3. Rank subsites by request peak memory

grep "wp_request_peak_memory_mb" /var/log/logystera-agent/agent.log \
  | grep "blog_id" \
  | awk -F'value=' '{print $2}' | sort -n | tail -20

Look at the top of the list. Any line with peak memory over 150 MB is suspicious. If those high-memory requests cluster on a single blog_id, you have your offender. The metric wp_request_peak_memory_mb{blog_id="..."} is the cleanest single answer to "which subsite is heavy."
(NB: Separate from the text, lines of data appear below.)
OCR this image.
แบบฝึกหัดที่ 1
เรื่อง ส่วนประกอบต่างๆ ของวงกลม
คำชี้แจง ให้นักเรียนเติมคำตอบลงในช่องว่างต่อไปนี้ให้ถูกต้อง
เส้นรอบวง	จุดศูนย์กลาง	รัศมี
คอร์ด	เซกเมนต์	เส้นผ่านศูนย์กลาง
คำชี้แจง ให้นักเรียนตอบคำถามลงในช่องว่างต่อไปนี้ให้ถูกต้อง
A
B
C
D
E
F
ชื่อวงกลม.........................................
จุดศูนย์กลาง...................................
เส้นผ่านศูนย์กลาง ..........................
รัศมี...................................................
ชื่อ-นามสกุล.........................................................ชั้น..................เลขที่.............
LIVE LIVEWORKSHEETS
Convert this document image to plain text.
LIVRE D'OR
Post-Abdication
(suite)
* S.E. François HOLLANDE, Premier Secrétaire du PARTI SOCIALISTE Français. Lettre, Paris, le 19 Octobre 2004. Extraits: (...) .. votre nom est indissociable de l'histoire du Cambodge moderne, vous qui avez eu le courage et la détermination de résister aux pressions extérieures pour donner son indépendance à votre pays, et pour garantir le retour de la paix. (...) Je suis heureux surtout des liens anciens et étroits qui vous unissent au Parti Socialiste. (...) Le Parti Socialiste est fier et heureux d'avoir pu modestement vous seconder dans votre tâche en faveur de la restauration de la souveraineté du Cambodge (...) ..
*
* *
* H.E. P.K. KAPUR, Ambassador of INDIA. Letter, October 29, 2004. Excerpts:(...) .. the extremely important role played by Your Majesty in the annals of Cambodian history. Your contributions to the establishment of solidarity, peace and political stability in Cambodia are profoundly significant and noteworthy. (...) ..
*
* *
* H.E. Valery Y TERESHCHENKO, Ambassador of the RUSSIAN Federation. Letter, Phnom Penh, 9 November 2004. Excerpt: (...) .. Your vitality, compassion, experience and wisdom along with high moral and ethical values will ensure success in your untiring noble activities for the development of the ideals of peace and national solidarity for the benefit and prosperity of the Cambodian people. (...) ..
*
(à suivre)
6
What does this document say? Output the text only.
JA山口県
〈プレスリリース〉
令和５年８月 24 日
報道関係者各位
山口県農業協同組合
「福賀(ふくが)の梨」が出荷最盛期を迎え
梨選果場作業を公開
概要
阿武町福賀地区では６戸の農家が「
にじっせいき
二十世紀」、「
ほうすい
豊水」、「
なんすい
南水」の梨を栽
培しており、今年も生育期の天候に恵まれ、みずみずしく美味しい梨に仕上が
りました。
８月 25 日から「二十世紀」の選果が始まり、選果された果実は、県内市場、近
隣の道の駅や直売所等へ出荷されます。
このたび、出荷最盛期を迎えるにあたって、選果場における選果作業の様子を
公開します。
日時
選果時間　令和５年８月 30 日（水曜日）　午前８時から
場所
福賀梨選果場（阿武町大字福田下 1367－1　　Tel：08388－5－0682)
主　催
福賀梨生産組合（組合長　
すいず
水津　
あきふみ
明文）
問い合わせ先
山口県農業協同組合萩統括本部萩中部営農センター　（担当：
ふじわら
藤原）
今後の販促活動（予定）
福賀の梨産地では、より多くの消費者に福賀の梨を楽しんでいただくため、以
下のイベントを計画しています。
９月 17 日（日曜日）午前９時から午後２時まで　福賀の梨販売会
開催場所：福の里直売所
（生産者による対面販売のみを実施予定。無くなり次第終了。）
4. Check for log buffer drops

grep "wp_buffer_dropped_total" /var/log/logystera-agent/agent.log \
  | grep -oP 'blog_id="[0-9]+".*value=[0-9]+' | tail -20

wp_buffer_dropped_total increments when the agent's in-memory buffer fills faster than it can flush to the gateway. If a single blog_id accounts for most of the drops, that subsite is generating signals at a rate the agent cannot keep up with — usually because some hook is firing on every action in a tight loop. This signal alone often points directly at a specific subsite within a few minutes of the incident starting.

5. Confirm with a database query

Once you have a candidate blog_id, confirm it from MySQL:

mysql -e "SELECT blog_id, domain, path, last_updated FROM wp_blogs WHERE blog_id = 7;"

That gives you the human-readable identity of the subsite. From here you can wp --url=https://that-domain.example.com plugin list --status=active to see what is loaded, and compare it against a healthy subsite.

Each of these queries surfaces a specific signal: warning count surfaces wp_php_warnings_total{blog_id="..."}, memory surfaces wp_request_peak_memory_mb{blog_id="..."}, drops surface wp_buffer_dropped_total{blog_id="..."}. The presence of wp_environment_multisite on the entity is what guarantees those blog_id labels are populated to begin with.

5.2 Fix

Once you have the offending blog_id, the fix path depends on the root cause. There are usually three.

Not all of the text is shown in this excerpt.